IBM is fighting back, of course, with Power-based systems that are priced to compete head-to-head with X86 iron running Windows workloads, but this is still not a significant portion of the company's Power Systems sales.
On the X86 front, rumors about IBM selling off all or part of its System x and BladeCenter X86 server businesses probably did not help during the third quarter, Hewitt conjectures. IBM had a 29.8 percent shipment decline, to 185,634 X86-based machines, and its revenues from these servers fell by 17.6 percent to $1.17 billion. In the United States, IBM's X86 server shipments contracted by 39 percent by Gartner's reckoning. That is the kind of pause the Great Recession caused, just to give you a scale.
Cisco is no longer an upstart, but a player in the enterprise. The company grew shipments by 18.9 percent worldwide to 66,524 boxes and they drove up revenues by 42.7 percent to $599.3 million. It will be a long time before Cisco can topple IBM as the number three server maker, even if current trends persist. The odds of this happening are slim, unless IBM does indeed sell off its X86 server business to Lenovo as rumored.
IBM's venerable System z mainframe business was a bright spot for its third quarter, and this product line accounted for most of the sales of iron that is not based on X86, RISC, or Itanium chips. Collectively, this group of proprietary iron had a 7.8 percent revenue jump in the third quarter.
Looking ahead, Hewitt offered EnterpriseTech a sneak peek into its 2014 forecast. At the moment, the crystal ball on Hewitt's desk (really a multidimensional spreadsheet) is calling for worldwide server shipments to be up 3 percent next year. With average selling prices up a bit, this will drive a 4 percent revenue increase.

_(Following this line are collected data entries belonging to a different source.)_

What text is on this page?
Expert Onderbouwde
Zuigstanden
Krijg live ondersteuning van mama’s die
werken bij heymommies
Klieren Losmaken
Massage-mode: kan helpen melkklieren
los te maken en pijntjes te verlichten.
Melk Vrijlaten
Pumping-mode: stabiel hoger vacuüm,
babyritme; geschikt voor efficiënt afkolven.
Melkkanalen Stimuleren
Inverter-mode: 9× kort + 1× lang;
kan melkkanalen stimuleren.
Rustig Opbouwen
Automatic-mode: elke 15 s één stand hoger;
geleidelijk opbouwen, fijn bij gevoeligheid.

Hewitt admits that the interplay between enterprise server spending and hyperscale datacenter server spending is a big question, because in many cases it is a situation of "borrowing from Peter to pay Paul," as he put it. As companies move some workloads to the cloud, and still other companies never buy their own servers in the first place, there is a shift between the two types of machines and the consequent average selling price of a box. The more who shift to the cloud, the lower the ASP and therefore the lower overall revenues in the server market at large.